Shortlist year: 2015
Shortlist category: Non-fiction
Published by: Melbourne University Press
Barrie Cassidy's father Bill survived more than four years as a prisoner of war in World War II. He first saw conflict on Crete in May 1941.
Just four days later, Bill was wounded and captured. His new wife Myra and his large family thought he was dead until news of his capture finally reached them.
Back home, many years of silence after the war, unhealed wounds unexpectedly opened for Bill and Myra, testing them once again.
Private Bill is a heart-warming story of how a loving couple prevailed over the adversities of war to live an extraordinarily ordinary, happy life.
About the author

Barrie Cassidy
Barrie Cassidy started out in journalism as a cadet reporter with the Border Mail in Albury.
He has been a court reporter and police roundsman, a political correspondent, program host, newsreader, radio broadcaster and foreign correspondent.

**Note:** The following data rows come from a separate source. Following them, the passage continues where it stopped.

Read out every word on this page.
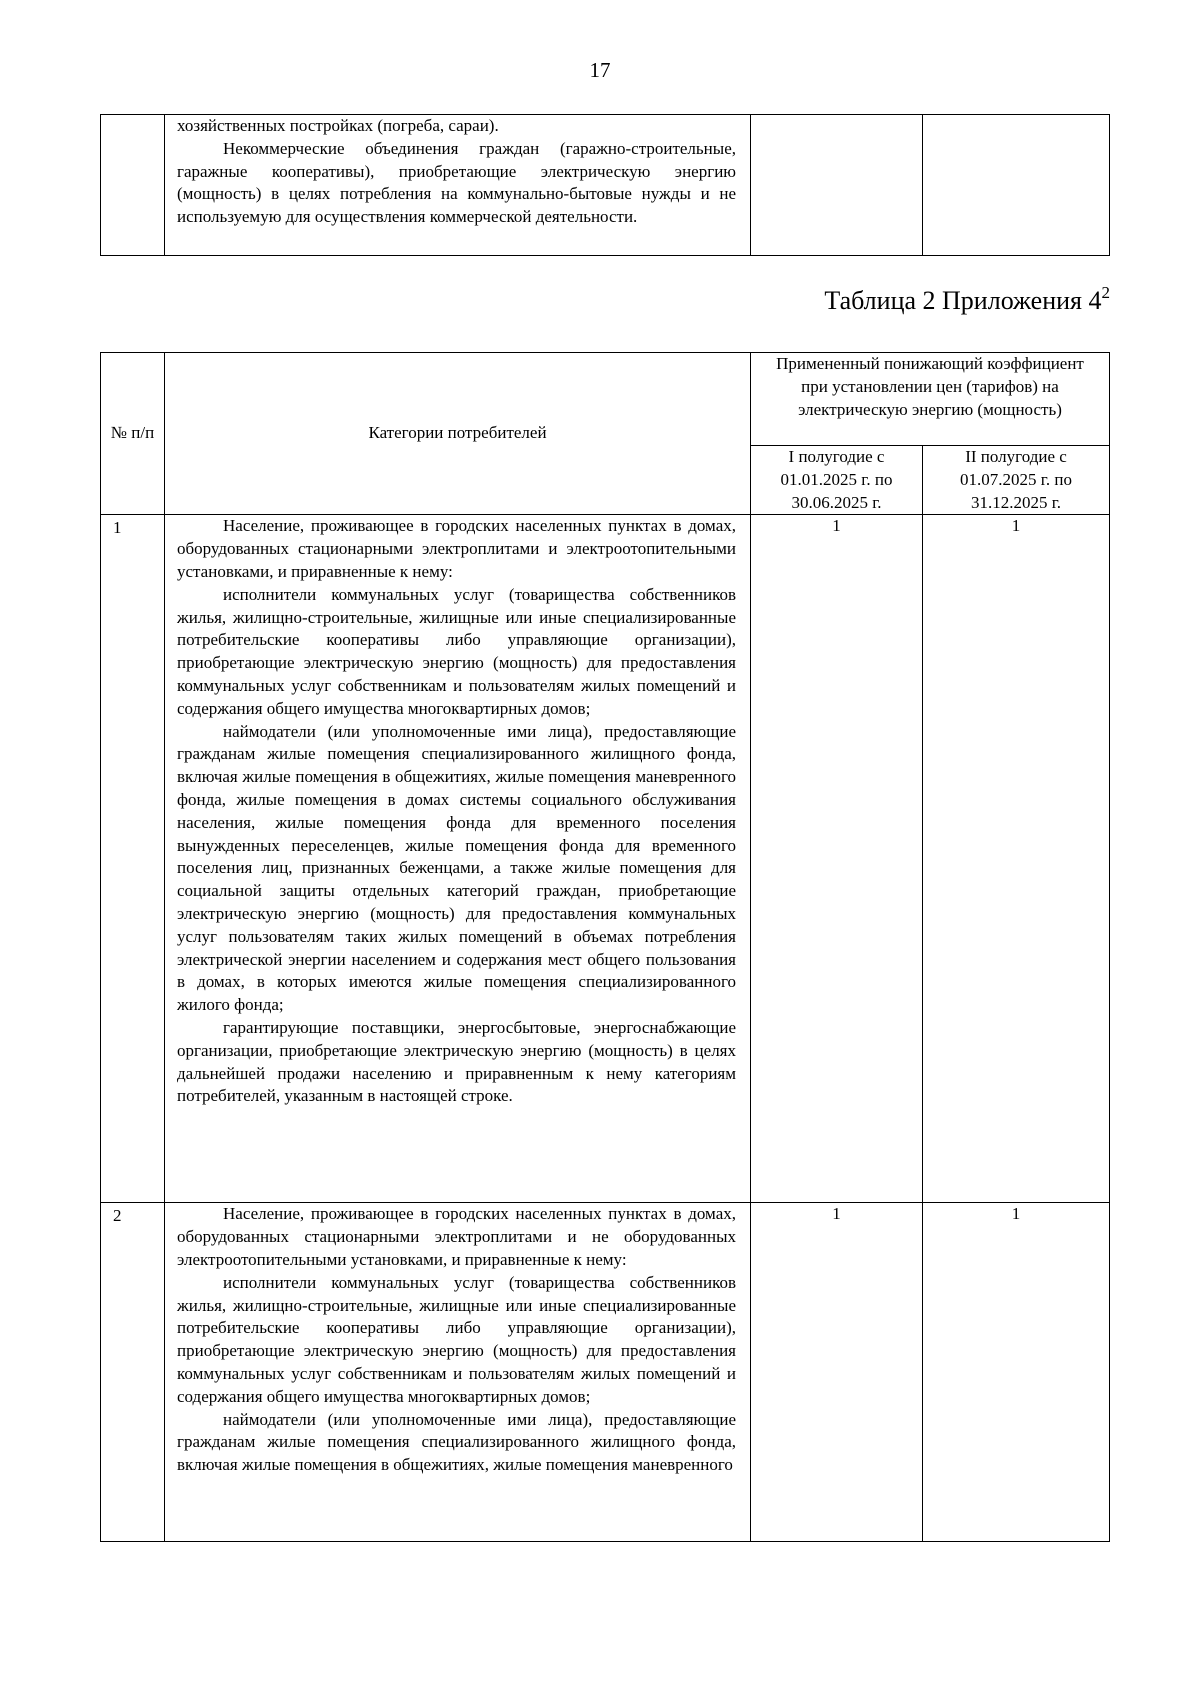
17

хозяйственных постройках (погреба, сараи).

Некоммерческие объединения граждан (гаражно-строительные, гаражные кооперативы), приобретающие электрическую энергию (мощность) в целях потребления на коммунально-бытовые нужды и не используемую для осуществления коммерческой деятельности.

Таблица 2 Приложения $4^2$
№ п/п	Категории потребителей	Примененный понижающий коэффициент при установлении цен (тарифов) на электрическую энергию (мощность)	
		I полугодие с 01.01.2025 г. по 30.06.2025 г.	II полугодие с 01.07.2025 г. по 31.12.2025 г.
1	Население, проживающее в городских населенных пунктах в домах, оборудованных стационарными электроплитами и электроотопительными установками, и приравненные к нему:

исполнители коммунальных услуг (товарищества собственников жилья, жилищно-строительные, жилищные или иные специализированные потребительские кооперативы либо управляющие организации), приобретающие электрическую энергию (мощность) для предоставления коммунальных услуг собственникам и пользователям жилых помещений и содержания общего имущества многоквартирных домов;

наймодатели (или уполномоченные ими лица), предоставляющие гражданам жилые помещения специализированного жилищного фонда, включая жилые помещения в общежитиях, жилые помещения маневренного фонда, жилые помещения в домах системы социального обслуживания населения, жилые помещения фонда для временного поселения вынужденных переселенцев, жилые помещения фонда для временного поселения лиц, признанных беженцами, а также жилые помещения для социальной защиты отдельных категорий граждан, приобретающие электрическую энергию (мощность) для предоставления коммунальных услуг пользователям таких жилых помещений в объемах потребления электрической энергии населением и содержания мест общего пользования в домах, в которых имеются жилые помещения специализированного жилого фонда;

гарантирующие поставщики, энергосбытовые, энергоснабжающие организации, приобретающие электрическую энергию (мощность) в целях дальнейшей продажи населению и приравненным к нему категориям потребителей, указанным в настоящей строке.	1	1
2	Население, проживающее в городских населенных пунктах в домах, оборудованных стационарными электроплитами и не оборудованных электроотопительными установками, и приравненные к нему:

исполнители коммунальных услуг (товарищества собственников жилья, жилищно-строительные, жилищные или иные специализированные потребительские кооперативы либо управляющие организации), приобретающие электрическую энергию (мощность) для предоставления коммунальных услуг собственникам и пользователям жилых помещений и содержания общего имущества многоквартирных домов;

наймодатели (или уполномоченные ими лица), предоставляющие гражданам жилые помещения специализированного жилищного фонда, включая жилые помещения в общежитиях, жилые помещения маневренного	1	1
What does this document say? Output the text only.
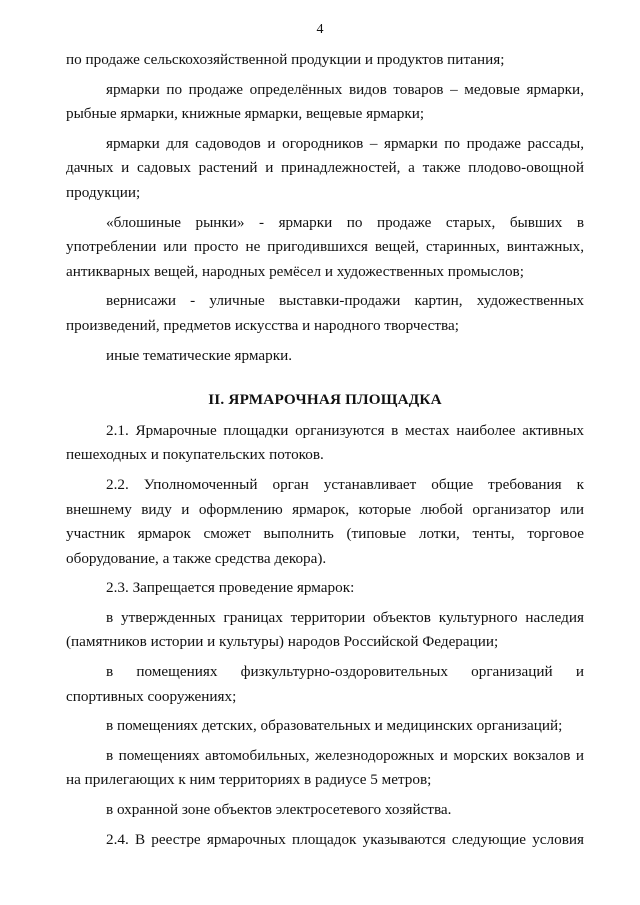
4

по продаже сельскохозяйственной продукции и продуктов питания;

ярмарки по продаже определённых видов товаров – медовые ярмарки, рыбные ярмарки, книжные ярмарки, вещевые ярмарки;

ярмарки для садоводов и огородников – ярмарки по продаже рассады, дачных и садовых растений и принадлежностей, а также плодово-овощной продукции;

«блошиные рынки» - ярмарки по продаже старых, бывших в употреблении или просто не пригодившихся вещей, старинных, винтажных, антикварных вещей, народных ремёсел и художественных промыслов;

вернисажи - уличные выставки-продажи картин, художественных произведений, предметов искусства и народного творчества;

иные тематические ярмарки.

II. ЯРМАРОЧНАЯ ПЛОЩАДКА

2.1. Ярмарочные площадки организуются в местах наиболее активных пешеходных и покупательских потоков.

2.2. Уполномоченный орган устанавливает общие требования к внешнему виду и оформлению ярмарок, которые любой организатор или участник ярмарок сможет выполнить (типовые лотки, тенты, торговое оборудование, а также средства декора).

2.3. Запрещается проведение ярмарок:

в утвержденных границах территории объектов культурного наследия (памятников истории и культуры) народов Российской Федерации;

в помещениях физкультурно-оздоровительных организаций и спортивных сооружениях;

в помещениях детских, образовательных и медицинских организаций;

в помещениях автомобильных, железнодорожных и морских вокзалов и на прилегающих к ним территориях в радиусе 5 метров;

в охранной зоне объектов электросетевого хозяйства.

2.4. В реестре ярмарочных площадок указываются следующие условия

He has worked for the Shepparton News, the Melbourne Herald, the ABC, The Australian and Network Ten, as well as in Washington and Brussels.
For the past 13 years he has been host of the ABC's Insiders, and until recently, Offsiders.
In the late 1980s and early 1990s, he was Senior Press Secretary to Prime Minister Bob Hawke and then ultimately his political adviser.
Judges’ comments
The hero of this beautifully conceived and multi-layered tale is Cassidy's father, Bill, who arrived on the Greek island of Crete on Anzac Day, 1941.
As Cassidy reveals, his parents had great difficulty dealing with a huge secret that only surfaced fifty years later. All this is canvassed in the book's penultimate chapter, which demonstrates why, for decades, his mother Myra rarely left the house and how, over time, her relationship with Bill was mended.
Aptly subtitled In Love and War, this is a compelling but often-understated book. Cassidy's limpid and nuanced narrative voice effectively carries this highly moving story in two interwoven parts to an extremely satisfying conclusion.